At the rear of the cabin, Vlad opened the pull-down terminal, and logged into the airlock circuits. He had a positive reading on the docked units, with each of the several clasp sensors around the rim of the shuttle hatch engaged. There was positive gas pressure on the hatch surface, telling him that there was no longer a vacuum outside the hatch. With the docking complete, he triggered the opening of the outer shuttle hatch. With it open, Vlad measured the pressure of the inner airlock space. Satisfied that there was no loss in air pressure, he opened the intercom circuit, and spoke briefly with the customs officer, matching data and readiness to open to full access. He then folded the terminal, and moved to the hatch, opening it with one well-practised movement of his arm, his hand gripping the transverse locking bar.
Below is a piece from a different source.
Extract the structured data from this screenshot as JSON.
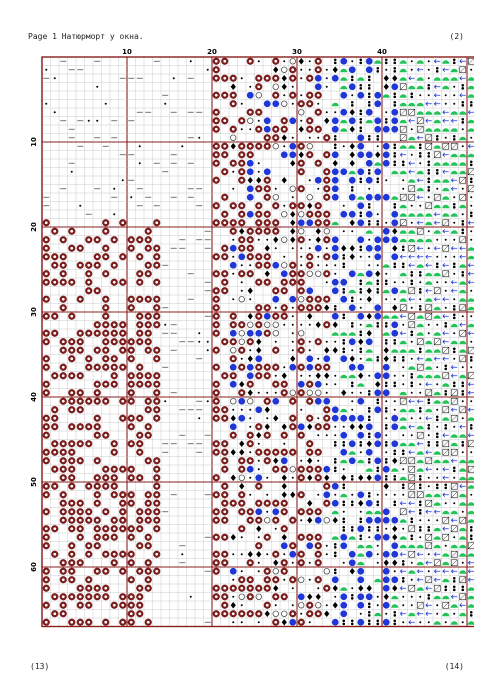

Stein felt a puff of crisp, cold air that seemed cleaner and clearer than even the purified air of the platform. The shuttles were always held at a pressure lower than that of the lunar bases, so that the base air would always push into the shuttle as a precaution against pressure leaks. The pay-com had disappeared into the hatch, from which Stein could barely hear some voices talking. The pay-com never returned. Instead, one of the base’s guards entered, and passing the convicts, took his position outside the cockpit door. The two guards that had made the return journey freed themselves from their harnesses, and then moved down the row, freeing the convicts from theirs. Free to move, the convicts were told to make their way, one at a time, out of the shuttle and on into the base. The far side clear, Stein was the first on his side to leave the cabin. Stepping lightly in the slight gravity, he bobbed up and down like a ping-pong ball above a ventilation shaft outlet. Uneasily, he found his feet and moved slowly, cautiously in the cramped cabin space, yet he still managed to lose his balance and bang his head on the wall. Stein entered the airlock, and then left the shuttle for the plasti-steel concertina of the docking arm. The floor beneath him was made of inter-sliding leaves of a light alloy, giving a gripped, flat floor that was independent of the concertina walls of the tunnel.
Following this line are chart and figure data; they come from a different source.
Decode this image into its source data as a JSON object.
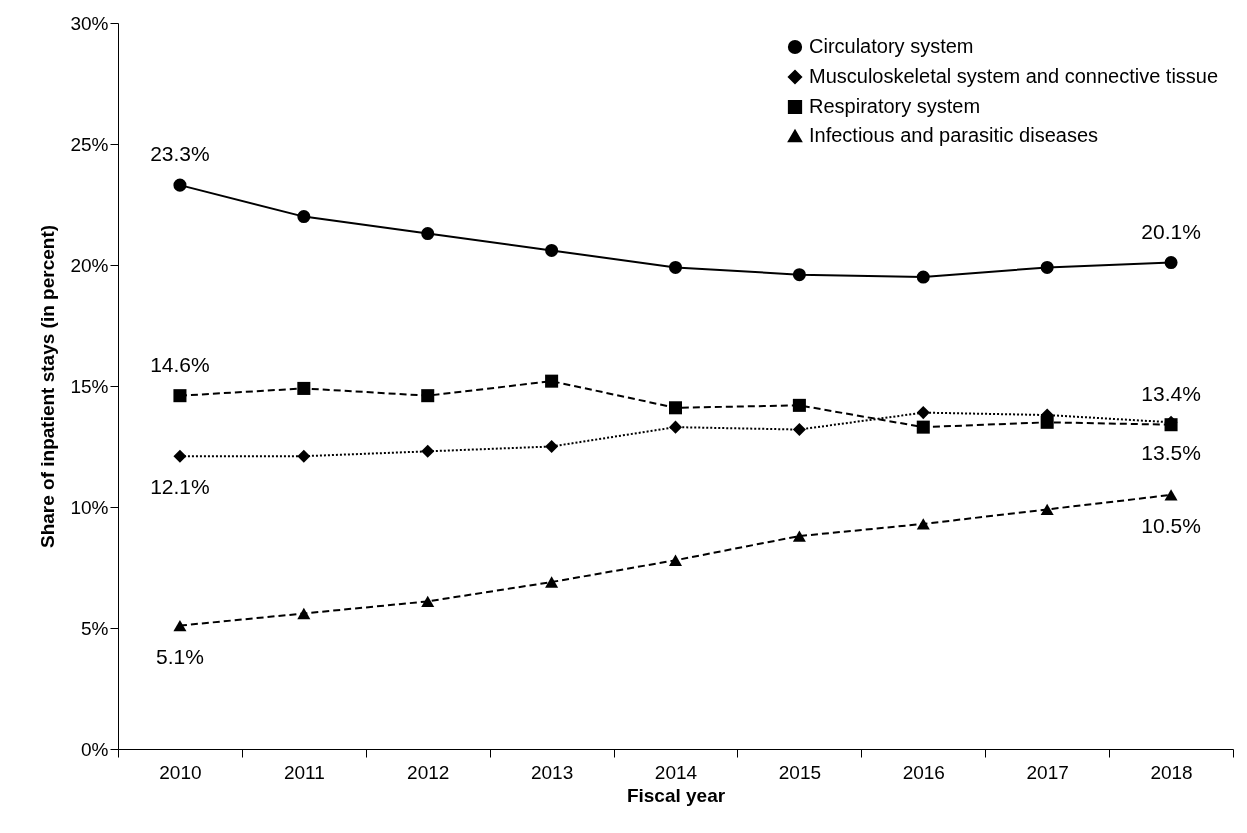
{
  "chart_data": {
    "type": "line",
    "xlabel": "Fiscal year",
    "ylabel": "Share of inpatient stays (in percent)",
    "categories": [
      "2010",
      "2011",
      "2012",
      "2013",
      "2014",
      "2015",
      "2016",
      "2017",
      "2018"
    ],
    "series": [
      {
        "name": "Circulatory system",
        "color": "#000000",
        "marker": "circle",
        "line_style": "solid",
        "values": [
          23.3,
          22.0,
          21.3,
          20.6,
          19.9,
          19.6,
          19.5,
          19.9,
          20.1
        ],
        "value_labels": [
          "23.3%",
          null,
          null,
          null,
          null,
          null,
          null,
          null,
          "20.1%"
        ]
      },
      {
        "name": "Musculoskeletal system and connective tissue",
        "color": "#000000",
        "marker": "diamond",
        "line_style": "dotted",
        "values": [
          12.1,
          12.1,
          12.3,
          12.5,
          13.3,
          13.2,
          13.9,
          13.8,
          13.5
        ],
        "value_labels": [
          "12.1%",
          null,
          null,
          null,
          null,
          null,
          null,
          null,
          "13.5%"
        ]
      },
      {
        "name": "Respiratory system",
        "color": "#000000",
        "marker": "square",
        "line_style": "dashed",
        "values": [
          14.6,
          14.9,
          14.6,
          15.2,
          14.1,
          14.2,
          13.3,
          13.5,
          13.4
        ],
        "value_labels": [
          "14.6%",
          null,
          null,
          null,
          null,
          null,
          null,
          null,
          "13.4%"
        ]
      },
      {
        "name": "Infectious and parasitic diseases",
        "color": "#000000",
        "marker": "triangle",
        "line_style": "dashed",
        "values": [
          5.1,
          5.6,
          6.1,
          6.9,
          7.8,
          8.8,
          9.3,
          9.9,
          10.5
        ],
        "value_labels": [
          "5.1%",
          null,
          null,
          null,
          null,
          null,
          null,
          null,
          "10.5%"
        ]
      }
    ],
    "ylim": [
      0,
      30
    ],
    "yticks": [
      {
        "value": 0,
        "label": "0%"
      },
      {
        "value": 5,
        "label": "5%"
      },
      {
        "value": 10,
        "label": "10%"
      },
      {
        "value": 15,
        "label": "15%"
      },
      {
        "value": 20,
        "label": "20%"
      },
      {
        "value": 25,
        "label": "25%"
      },
      {
        "value": 30,
        "label": "30%"
      }
    ],
    "grid": false,
    "legend": "top right"
  }
}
A surprisingly low-tech touch in the most advanced artificial environment ever created, a nylon rope was strung along each side of the short tunnel to act as hand-grips. Gaining confidence after his first steps in the shuttle, Abe strode slowly down the tunnel, never once reaching out to the ropes for support. At the end was another airlock transition port, the design twin of the unit on the shuttle behind him. Passing through it, Abe entered a large hall, and was immediately shepherded into a large elevator. With the other travellers and their guards, the elevator closed and took them downwards. How far, Abe didn’t know. The doors opened into a new space where a small group of convicts waited with their guards. Only a few of the convicts were from this shuttle - the rest were obviously old hands - that much was evident from their confident body language, and the economy of their movement. Stein, he thought to himself, meet your new family.